Potisi, Bolivia (ANTARA News/AFP) - Gunung Cerro Rico, kandungan peraknya merupakan salah satu yang terbesar di dunia, terancam runtuh sesudah dieksploitasi selama 500 tahun, kata pejabat Bolivia, yang meminta agar diambil langkah-langkah untuk menyelamatkan situs historis itu.

"Mirip jam gelas yang perlahan-lahan tenggelam," kata Celestino Condori, presiden komite sipil Potisi, sebuah organisasi yang didedikasikan untuk menegakkan cara kerja berkelanjutan akibat penambangan membabi-buta dengan melubangi gunung itu untuk mendapatkan perak, tembaga, zinc dan timahnya.

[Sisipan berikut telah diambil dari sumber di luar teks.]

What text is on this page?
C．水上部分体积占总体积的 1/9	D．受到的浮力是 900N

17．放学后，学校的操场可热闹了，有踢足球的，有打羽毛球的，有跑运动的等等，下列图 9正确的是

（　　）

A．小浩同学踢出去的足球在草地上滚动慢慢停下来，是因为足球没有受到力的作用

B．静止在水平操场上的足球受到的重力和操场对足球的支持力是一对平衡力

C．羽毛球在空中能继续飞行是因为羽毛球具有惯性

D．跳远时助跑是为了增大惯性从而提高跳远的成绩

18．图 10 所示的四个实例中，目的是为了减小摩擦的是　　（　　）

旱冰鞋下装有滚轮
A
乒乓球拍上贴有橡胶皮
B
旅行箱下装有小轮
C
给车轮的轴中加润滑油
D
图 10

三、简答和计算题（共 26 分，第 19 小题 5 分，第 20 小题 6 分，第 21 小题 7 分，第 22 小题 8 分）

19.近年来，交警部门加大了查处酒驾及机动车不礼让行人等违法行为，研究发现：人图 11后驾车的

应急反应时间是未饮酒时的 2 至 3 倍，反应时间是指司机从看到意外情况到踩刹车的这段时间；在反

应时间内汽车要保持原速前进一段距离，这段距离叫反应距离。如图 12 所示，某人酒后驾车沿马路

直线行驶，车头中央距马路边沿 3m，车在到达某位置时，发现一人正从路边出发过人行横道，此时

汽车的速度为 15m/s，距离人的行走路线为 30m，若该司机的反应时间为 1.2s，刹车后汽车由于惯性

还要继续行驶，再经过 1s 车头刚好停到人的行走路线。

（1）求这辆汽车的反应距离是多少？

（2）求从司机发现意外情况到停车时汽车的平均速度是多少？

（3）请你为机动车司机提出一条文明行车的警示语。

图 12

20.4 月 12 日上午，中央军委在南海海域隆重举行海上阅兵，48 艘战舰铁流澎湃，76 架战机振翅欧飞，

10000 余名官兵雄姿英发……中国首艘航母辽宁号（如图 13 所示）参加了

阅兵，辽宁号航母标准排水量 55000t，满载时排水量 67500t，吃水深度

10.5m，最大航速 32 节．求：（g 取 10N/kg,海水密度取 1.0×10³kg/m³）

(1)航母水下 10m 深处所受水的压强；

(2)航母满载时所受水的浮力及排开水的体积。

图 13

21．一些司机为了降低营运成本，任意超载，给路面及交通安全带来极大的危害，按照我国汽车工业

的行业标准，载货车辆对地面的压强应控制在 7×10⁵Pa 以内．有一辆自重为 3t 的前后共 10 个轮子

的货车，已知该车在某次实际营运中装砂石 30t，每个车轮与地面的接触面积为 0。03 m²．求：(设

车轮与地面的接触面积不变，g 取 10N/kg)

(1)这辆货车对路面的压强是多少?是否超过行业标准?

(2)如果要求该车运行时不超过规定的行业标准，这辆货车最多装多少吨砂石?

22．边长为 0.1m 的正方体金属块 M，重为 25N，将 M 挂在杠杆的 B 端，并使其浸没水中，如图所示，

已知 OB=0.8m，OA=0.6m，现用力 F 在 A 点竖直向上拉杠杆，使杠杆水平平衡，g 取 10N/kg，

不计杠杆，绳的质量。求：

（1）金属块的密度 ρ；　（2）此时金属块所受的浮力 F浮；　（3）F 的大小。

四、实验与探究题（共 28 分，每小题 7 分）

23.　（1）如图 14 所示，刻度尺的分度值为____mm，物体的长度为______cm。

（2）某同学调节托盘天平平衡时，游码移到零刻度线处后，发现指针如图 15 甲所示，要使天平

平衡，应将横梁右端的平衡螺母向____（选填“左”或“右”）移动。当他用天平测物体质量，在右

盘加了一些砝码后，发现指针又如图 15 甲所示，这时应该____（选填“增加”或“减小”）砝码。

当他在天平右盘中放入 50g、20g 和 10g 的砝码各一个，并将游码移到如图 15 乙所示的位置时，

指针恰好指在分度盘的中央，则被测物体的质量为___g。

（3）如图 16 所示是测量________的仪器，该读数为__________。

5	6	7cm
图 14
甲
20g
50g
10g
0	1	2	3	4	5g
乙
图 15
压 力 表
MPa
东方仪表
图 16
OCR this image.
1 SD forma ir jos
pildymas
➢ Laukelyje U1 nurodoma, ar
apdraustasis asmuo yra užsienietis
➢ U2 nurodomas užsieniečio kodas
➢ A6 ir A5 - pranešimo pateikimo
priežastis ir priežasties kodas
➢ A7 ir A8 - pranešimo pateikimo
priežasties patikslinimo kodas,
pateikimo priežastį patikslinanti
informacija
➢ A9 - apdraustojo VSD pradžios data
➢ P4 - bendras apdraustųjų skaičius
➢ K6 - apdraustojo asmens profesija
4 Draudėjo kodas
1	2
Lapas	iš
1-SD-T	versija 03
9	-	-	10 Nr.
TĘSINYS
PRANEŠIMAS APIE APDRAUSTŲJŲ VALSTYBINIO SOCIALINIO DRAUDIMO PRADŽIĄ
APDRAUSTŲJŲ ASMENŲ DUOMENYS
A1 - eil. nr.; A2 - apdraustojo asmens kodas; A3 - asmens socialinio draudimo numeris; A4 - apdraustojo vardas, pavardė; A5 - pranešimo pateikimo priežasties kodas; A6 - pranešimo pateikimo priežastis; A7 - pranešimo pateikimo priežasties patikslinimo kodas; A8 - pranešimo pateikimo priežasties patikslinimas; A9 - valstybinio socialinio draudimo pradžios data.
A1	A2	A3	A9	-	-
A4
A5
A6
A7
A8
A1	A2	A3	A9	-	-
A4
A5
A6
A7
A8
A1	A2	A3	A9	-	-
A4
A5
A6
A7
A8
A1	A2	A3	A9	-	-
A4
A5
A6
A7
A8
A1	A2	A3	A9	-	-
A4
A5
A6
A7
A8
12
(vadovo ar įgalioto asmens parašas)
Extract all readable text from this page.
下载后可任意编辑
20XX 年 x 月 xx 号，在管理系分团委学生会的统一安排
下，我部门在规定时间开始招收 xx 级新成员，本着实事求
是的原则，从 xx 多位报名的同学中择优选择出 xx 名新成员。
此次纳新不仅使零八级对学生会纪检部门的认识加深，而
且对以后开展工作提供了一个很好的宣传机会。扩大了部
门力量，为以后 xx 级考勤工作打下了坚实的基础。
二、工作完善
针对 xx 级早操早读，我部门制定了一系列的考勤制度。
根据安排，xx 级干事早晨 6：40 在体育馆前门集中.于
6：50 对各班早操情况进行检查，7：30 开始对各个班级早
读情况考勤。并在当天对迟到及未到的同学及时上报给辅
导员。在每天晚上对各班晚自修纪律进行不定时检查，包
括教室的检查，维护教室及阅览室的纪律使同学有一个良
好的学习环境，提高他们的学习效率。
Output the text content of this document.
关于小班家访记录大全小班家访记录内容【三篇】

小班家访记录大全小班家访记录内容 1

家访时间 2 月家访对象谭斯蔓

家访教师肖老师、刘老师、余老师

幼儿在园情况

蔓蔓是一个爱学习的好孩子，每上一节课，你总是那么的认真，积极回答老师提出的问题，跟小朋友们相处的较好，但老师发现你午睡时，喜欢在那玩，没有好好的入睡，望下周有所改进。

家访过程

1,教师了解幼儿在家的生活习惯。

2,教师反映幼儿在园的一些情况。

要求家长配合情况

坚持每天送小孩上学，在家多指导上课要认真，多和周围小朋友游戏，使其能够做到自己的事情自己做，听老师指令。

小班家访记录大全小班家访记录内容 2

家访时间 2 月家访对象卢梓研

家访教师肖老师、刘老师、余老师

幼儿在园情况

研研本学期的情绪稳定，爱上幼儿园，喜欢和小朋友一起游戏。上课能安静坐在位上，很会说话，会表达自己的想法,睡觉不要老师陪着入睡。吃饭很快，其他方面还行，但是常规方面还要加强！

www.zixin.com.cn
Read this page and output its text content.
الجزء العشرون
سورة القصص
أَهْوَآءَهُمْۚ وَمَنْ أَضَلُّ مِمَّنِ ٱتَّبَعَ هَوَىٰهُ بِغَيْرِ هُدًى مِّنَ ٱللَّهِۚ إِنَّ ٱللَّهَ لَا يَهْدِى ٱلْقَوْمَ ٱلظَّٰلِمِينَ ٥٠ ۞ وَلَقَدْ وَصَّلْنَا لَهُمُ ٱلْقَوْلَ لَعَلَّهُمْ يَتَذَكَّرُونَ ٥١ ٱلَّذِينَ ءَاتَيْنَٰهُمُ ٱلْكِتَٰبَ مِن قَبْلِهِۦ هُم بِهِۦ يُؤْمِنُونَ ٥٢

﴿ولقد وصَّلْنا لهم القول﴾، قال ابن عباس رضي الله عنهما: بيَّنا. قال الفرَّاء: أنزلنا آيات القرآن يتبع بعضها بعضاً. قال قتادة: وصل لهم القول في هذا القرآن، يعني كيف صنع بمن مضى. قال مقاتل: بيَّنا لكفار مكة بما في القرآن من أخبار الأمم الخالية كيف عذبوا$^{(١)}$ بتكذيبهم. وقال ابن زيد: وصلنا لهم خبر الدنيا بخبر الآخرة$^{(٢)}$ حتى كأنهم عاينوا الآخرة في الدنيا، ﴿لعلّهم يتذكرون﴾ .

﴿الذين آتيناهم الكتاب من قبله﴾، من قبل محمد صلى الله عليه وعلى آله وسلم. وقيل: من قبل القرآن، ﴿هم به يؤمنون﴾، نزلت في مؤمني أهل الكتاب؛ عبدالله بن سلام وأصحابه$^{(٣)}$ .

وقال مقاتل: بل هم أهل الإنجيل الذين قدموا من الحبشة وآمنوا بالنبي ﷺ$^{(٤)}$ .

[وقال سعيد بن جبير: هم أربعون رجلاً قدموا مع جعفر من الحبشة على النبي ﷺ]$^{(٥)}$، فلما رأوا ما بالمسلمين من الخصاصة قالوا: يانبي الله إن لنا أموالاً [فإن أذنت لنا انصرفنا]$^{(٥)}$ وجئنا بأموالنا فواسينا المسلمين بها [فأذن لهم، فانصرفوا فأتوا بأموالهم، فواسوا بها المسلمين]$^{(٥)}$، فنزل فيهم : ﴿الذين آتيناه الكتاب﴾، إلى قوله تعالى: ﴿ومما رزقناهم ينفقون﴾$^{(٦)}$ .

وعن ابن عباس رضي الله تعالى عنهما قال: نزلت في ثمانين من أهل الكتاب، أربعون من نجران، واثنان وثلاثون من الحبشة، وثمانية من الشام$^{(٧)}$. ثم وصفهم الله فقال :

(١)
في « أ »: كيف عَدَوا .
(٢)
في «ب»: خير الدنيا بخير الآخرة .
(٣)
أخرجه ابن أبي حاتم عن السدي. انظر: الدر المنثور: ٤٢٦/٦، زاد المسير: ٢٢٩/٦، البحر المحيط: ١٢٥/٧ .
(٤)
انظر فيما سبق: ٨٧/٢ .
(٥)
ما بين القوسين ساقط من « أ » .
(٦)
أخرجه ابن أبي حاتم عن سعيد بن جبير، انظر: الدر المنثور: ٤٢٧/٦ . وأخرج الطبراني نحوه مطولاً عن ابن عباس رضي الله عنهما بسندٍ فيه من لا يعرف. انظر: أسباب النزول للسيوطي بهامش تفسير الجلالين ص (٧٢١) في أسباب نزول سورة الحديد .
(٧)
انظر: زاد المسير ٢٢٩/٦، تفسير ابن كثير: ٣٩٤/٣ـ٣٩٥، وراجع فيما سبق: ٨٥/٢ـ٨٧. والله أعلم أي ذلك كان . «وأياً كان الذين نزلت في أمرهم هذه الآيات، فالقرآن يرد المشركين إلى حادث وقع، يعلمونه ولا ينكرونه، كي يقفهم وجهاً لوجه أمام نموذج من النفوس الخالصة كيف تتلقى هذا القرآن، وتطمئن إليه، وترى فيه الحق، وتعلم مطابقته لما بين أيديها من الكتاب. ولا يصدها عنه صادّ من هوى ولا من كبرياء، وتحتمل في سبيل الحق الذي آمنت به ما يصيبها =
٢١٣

Potisi, pernah menjadi kota terkaya Amerika Selatan oleh tambang perak di dalam gunung yang besar mengerucut di atasnya, sekarang bahkan lebih berbahaya bagi para penambang daripada biasanya, akibat longsor reguler yang dipicu oleh terowongan sepanjang 90 kilometer di dalam raksasa Cerro Rico atau "Bukit Kaya" itu.

Sekitar 12.000 pekerja tambang masuk ke tambang-tambang itu tiap hari, termasuk banyak anak dari keluarga yang terhimpit kemiskinan yang menipu umur agar dapat memperoleh upah harian satu dolar lebih.

Kekayaan besar yang tersembunyi di dalam bukit itu pernah dikatakan cukup untuk membangun jembatan perak dari kota ini hingga seterusnya sampai ke Spanyol -- ribuan kilometer jauhnya melewati benua Amerika Selatan dan Samudera Atlantik.

Proses penambangan tersebut mengambil sekitar 4.300 ton tanah dan mineral berharga gunung itu setiap hari. Sesudah lima abad pengoperasian terus menerus, kini terdapat 619 tambang terbuka, termasuk 120 yang kini masih digunakan, dan jaringan terowongan yang begitu luas.

Longsor, terowongan runtuh, batu berguguran dan keluarnya gas beracun secara tak terduga telah mengakibatkan 20 penambang tewas sejak awal 2009, menurut Federasi Koperasi Tambang (Fedecomin).

Selasa, seorang penambang berusia 17 tahun tewas setelah menghirup dosis mematikan karbon monoxida selagi mengumpulkan zinc jauh di dalam lereng bukit Cerro Rico.

Kematian telah membuat kepala Fedecomin Julio Quinones bertanya: "Apa yang dilakukan pemerintah " untuk membantu?

Tuntutan demi peraturan keamanan yang lebih baik dan untuk mencegah semakin memburuknya Cerro Rico berbuah pemogokan sipil 19 hari di Potosi pada Agustus, yang mendorong pemerintah untuk melakukan studi tentang bagaimana menyelamatkan gunung tersebut.

Kekecewaan penduduk lokal maupun para pejabat terhadap keengganan Presiden Evo Morales untuk menegakkan peraturan yang lebih ketat makin menajam, namun, sejak keberhasilan penyelamatan bulan ini terhadap 33 penambang yang terjebak di negara tetangga, Cile.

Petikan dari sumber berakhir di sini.